Today's Sacramento Bee reports, "Judge backs wording of initiative to repeal California death penalty." It's written by Andy Furillo.
Sacramento Superior Court Judge Timothy M. Frawley issued a tentative ruling Thursday that rejected efforts by death penalty proponents to change the wording on a ballot measure that would repeal capital punishment in California.
Attorneys for the state prosecutors association – district attorneys Jan Scully of Sacramento, Steve Cooley of Los Angeles and Elizabeth Egan of Fresno – charged in a lawsuit that the ballot wording unfairly suggests that Proposition 34 would save money and force convicted murders to work in prison, which they already are required to do.
Frawley has scheduled a hearing for 10 a.m. today to give the prosecutors an opportunity to change his mind.
The judge said in his tentative ruling he "finds nothing false or misleading" in the ballot-label wording on the death penalty measure.
The ballot title and summary "arguably is misleading in that it suggests that the measure will impose new work and restitution requirements" on life-term prisoners, Frawley said in his four-page ruling. But he said the confusion is the result of "the measure itself," and not the attorney general's wording, which he said "accurately summarized what the measure does."
Earlier coverage of one challenge to the SAFE California ballot initiative is at the link. Earlier coverage of the initiative, Prop. 34, is also available.
UPDATE - The Sunday San Franicsco Chronicle reports, "Death penalty measure's accuracy upheld," by Bob Egelko
The state's ballot description of a measure to abolish California's death penalty has survived a challenge to arguments about the money Proposition 34 would save and its requirement that current Death Row inmates work in prison.
Sacramento County Superior Court Judge Timothy Frawley upheld the accuracy of the state's official title and summary of Prop. 34 and almost all of the ballot arguments of its supporters in time for Monday's deadline for sending the materials to the state printer.
The challenge came from prosecutors and law enforcement groups.
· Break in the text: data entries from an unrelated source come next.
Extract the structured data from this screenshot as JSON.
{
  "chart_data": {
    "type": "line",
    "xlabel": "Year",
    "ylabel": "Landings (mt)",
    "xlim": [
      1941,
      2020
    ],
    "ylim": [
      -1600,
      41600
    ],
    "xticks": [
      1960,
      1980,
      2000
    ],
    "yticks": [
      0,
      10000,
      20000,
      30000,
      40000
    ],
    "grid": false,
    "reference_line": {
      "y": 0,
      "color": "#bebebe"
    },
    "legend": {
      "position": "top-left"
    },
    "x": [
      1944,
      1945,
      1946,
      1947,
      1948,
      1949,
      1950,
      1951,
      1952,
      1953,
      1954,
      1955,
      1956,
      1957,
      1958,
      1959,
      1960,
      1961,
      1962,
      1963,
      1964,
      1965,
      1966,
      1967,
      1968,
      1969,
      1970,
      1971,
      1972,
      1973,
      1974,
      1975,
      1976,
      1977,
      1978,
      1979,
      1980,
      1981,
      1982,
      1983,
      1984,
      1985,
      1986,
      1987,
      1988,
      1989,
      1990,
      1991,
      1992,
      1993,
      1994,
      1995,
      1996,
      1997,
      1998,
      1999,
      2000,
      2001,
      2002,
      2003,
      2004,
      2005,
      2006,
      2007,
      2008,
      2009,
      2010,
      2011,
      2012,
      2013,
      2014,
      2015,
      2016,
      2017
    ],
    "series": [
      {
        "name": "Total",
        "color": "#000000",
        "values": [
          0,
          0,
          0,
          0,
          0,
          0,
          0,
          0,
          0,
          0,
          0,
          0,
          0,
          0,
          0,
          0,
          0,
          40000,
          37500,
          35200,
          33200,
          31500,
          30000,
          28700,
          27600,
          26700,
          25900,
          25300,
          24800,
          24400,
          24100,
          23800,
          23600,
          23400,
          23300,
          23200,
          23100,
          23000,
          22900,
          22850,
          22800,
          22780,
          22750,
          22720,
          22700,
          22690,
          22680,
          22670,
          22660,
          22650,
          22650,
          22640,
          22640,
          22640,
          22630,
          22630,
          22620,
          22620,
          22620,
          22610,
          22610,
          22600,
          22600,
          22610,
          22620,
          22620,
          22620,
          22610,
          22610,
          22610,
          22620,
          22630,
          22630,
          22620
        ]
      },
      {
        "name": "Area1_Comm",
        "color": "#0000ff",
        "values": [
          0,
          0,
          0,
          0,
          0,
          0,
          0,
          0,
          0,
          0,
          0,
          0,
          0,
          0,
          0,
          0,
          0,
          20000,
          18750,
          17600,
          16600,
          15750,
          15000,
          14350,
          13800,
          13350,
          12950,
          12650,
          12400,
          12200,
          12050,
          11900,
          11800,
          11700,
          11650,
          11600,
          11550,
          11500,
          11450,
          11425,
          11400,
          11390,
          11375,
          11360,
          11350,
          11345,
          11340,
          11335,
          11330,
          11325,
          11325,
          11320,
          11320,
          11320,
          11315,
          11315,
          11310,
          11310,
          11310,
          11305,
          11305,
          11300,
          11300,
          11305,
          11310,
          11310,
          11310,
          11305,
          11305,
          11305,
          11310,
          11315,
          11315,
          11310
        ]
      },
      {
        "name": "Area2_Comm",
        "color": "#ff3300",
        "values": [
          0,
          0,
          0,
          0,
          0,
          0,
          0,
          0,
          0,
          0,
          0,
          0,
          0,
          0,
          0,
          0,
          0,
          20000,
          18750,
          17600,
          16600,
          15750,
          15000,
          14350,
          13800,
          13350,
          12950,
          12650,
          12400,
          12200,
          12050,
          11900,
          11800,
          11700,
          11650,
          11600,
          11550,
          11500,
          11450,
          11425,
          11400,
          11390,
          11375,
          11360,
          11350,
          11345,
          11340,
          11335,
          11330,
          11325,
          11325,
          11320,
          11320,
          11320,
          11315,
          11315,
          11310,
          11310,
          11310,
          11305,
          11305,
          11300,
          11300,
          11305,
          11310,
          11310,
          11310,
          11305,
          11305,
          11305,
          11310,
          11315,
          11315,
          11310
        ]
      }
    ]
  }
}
At a hearing Friday, Frawley ordered one minor change in the wording of the arguments, in a passage that declared the measure - which would cut current spending on trials, appeals and inmate housing - "redirects $100 million to law enforcement to solve rapes and murders."
"Redirects" is misleading, Frawley said, because the $100 million would be drawn from the state's general fund, not from any savings generated by eliminating the death penalty. He ordered the word changed to "directs" to make it clear that the money would come from a separate source.
But the judge upheld the state's title and summary, drafted by Attorney General Kamala Harris' office, that says Prop. 34 would save the state and local governments about $130 million a year. Frawley also upheld ballot language saying the measure would replace the death penalty with a sentence of life imprisonment without the possibility of parole, and would require convicted murderers to work in prison to earn compensation for their victims' families.
Those arguments are potentially important because Prop. 34's backers are trying to focus the campaign on the costs of the death penalty and the alternative of a life-without-parole sentence rather than on the viciousness of the underlying crimes, a key source of public support for capital punishment in opinion polls.